Naturally, he looked like an 18-year-old at times, piling up 14 interceptions, and occasionally lacking the consistency OU coach Bob Stoops would have preferred. What freshman quarterback doesn’t experience growing pains, though?
“It’s night and day. Coming into this season and even walking into spring ball, you can tell he’s in command,” Stoops said of the 6-foot-4, 216-pound Jones. “You can tell how confident he is and sure of what he’s doing. You know, through a whole season, he’s a totally different guy had Sam not gotten hurt coming into this year. It’s obvious to everyone.”
Of OU’s six Big 12 titles in the Stoops era (2000-present), the Sooners have had five different starting quarterbacks.
“(Jones) is very similar to those guys,” Stoops said of a list that includes Bradford, Paul Thompson Jason White, Nate Hybl and Josh Heupel. “That says a lot. He’s in that mold of all of those guys.”
Aside from a more polished quarterback, several factors seem to be working in the favor of OU, which the media tapped as the preseason Big 12 favorite in the South in 2010.
• Of the Sooners’ five losses last season, four were by a combined 12 points.
“I didn’t go to Vegas last year after the season, I know that,” Stoops joked.
• Oklahoma boasts arguably the most decorated triumvirate of skill players in the conference, with Jones at quarterback, Murray at running back and junior speedster Ryan Broyles at receiver. The multipurpose Broyles — he also returns kicks and punts — caught 89 passes for 1,120 yards and 15 touchdowns last season.

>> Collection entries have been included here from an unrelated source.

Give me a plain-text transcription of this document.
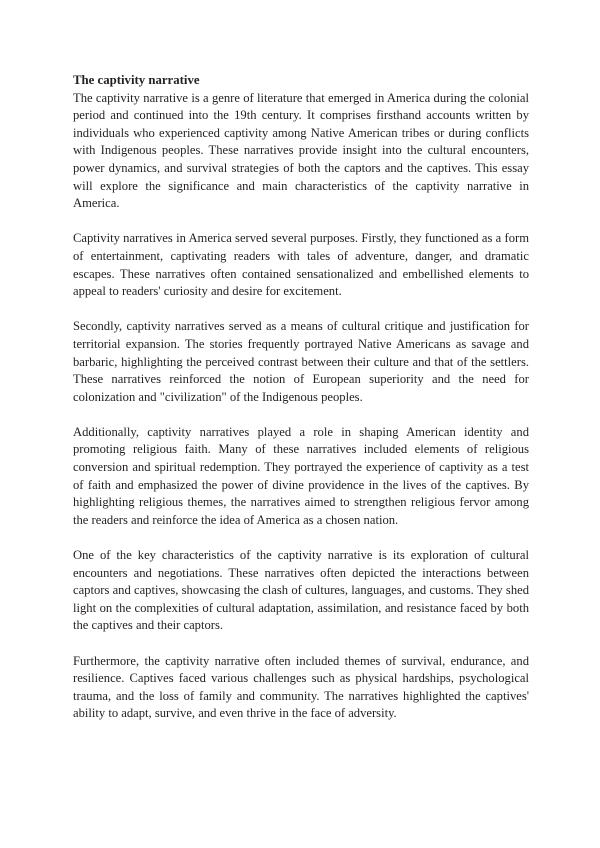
The captivity narrative

The captivity narrative is a genre of literature that emerged in America during the colonial period and continued into the 19th century. It comprises firsthand accounts written by individuals who experienced captivity among Native American tribes or during conflicts with Indigenous peoples. These narratives provide insight into the cultural encounters, power dynamics, and survival strategies of both the captors and the captives. This essay will explore the significance and main characteristics of the captivity narrative in America.

Captivity narratives in America served several purposes. Firstly, they functioned as a form of entertainment, captivating readers with tales of adventure, danger, and dramatic escapes. These narratives often contained sensationalized and embellished elements to appeal to readers' curiosity and desire for excitement.

Secondly, captivity narratives served as a means of cultural critique and justification for territorial expansion. The stories frequently portrayed Native Americans as savage and barbaric, highlighting the perceived contrast between their culture and that of the settlers. These narratives reinforced the notion of European superiority and the need for colonization and "civilization" of the Indigenous peoples.

Additionally, captivity narratives played a role in shaping American identity and promoting religious faith. Many of these narratives included elements of religious conversion and spiritual redemption. They portrayed the experience of captivity as a test of faith and emphasized the power of divine providence in the lives of the captives. By highlighting religious themes, the narratives aimed to strengthen religious fervor among the readers and reinforce the idea of America as a chosen nation.

One of the key characteristics of the captivity narrative is its exploration of cultural encounters and negotiations. These narratives often depicted the interactions between captors and captives, showcasing the clash of cultures, languages, and customs. They shed light on the complexities of cultural adaptation, assimilation, and resistance faced by both the captives and their captors.

Furthermore, the captivity narrative often included themes of survival, endurance, and resilience. Captives faced various challenges such as physical hardships, psychological trauma, and the loss of family and community. The narratives highlighted the captives' ability to adapt, survive, and even thrive in the face of adversity.
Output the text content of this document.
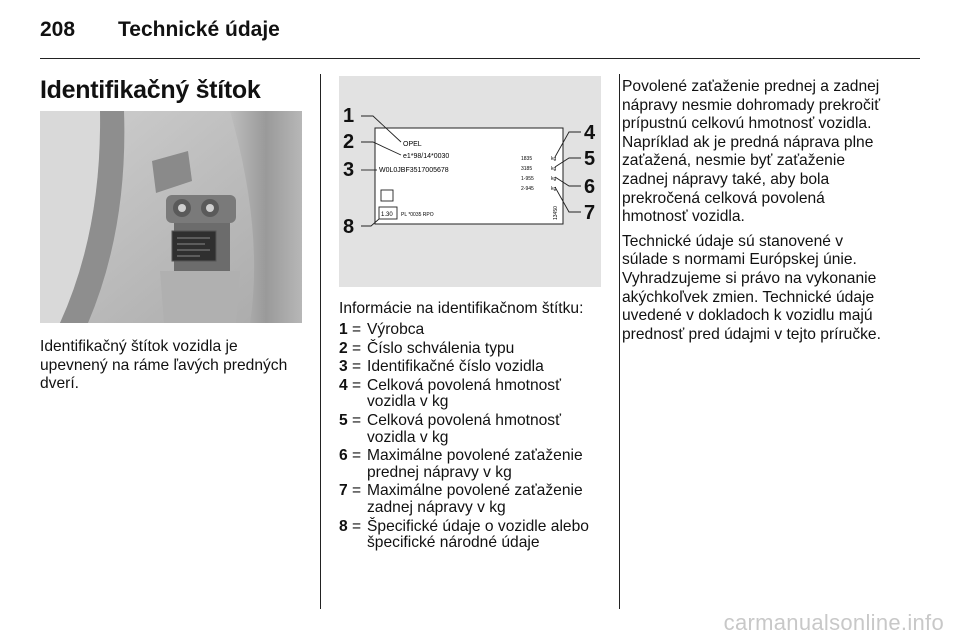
208 Technické údaje
Identifikačný štítok
Identifikačný štítok vozidla je
upevnený na ráme ľavých predných
dverí.
OPEL
e1*98/14*0030
W0L0JBF3517005678
1835
3185
1-955
2-945
kg
kg
kg
kg
1.30 PL *0035 RPO	13450
1
2
3
8
4
5
6
7
Informácie na identifikačnom štítku:
1 = Výrobca
2 = Číslo schválenia typu
3 = Identifikačné číslo vozidla
4 = Celková povolená hmotnosť
vozidla v kg
5 = Celková povolená hmotnosť
vozidla v kg
6 = Maximálne povolené zaťaženie
prednej nápravy v kg
7 = Maximálne povolené zaťaženie
zadnej nápravy v kg
8 = Špecifické údaje o vozidle alebo
špecifické národné údaje

Povolené zaťaženie prednej a zadnej
nápravy nesmie dohromady prekročiť
prípustnú celkovú hmotnosť vozidla.
Napríklad ak je predná náprava plne
zaťažená, nesmie byť zaťaženie
zadnej nápravy také, aby bola
prekročená celková povolená
hmotnosť vozidla.

Technické údaje sú stanovené v
súlade s normami Európskej únie.
Vyhradzujeme si právo na vykonanie
akýchkoľvek zmien. Technické údaje
uvedené v dokladoch k vozidlu majú
prednosť pred údajmi v tejto príručke.

carmanualsonline.info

• The Sooners have a preseason All-Big 12 selection in each layer of its defense: senior defensive end Jeremy Beal, junior linebacker Travis Lewis and senior free safety Quinton Carter.
With the steady stream of talent OU consistently trots on the field, a few luckier bounces this season could result in another Sooner appearance in the Big 12 title game.
“Going through an 8-5 season, we have a change of mentality and look at things differently now,” Beal said. “Hey, if we’re only that far away — we lost three games by a total of five points — we can work that much harder and make up for our mistakes. We have a whole different mentality from last year to be better this year.”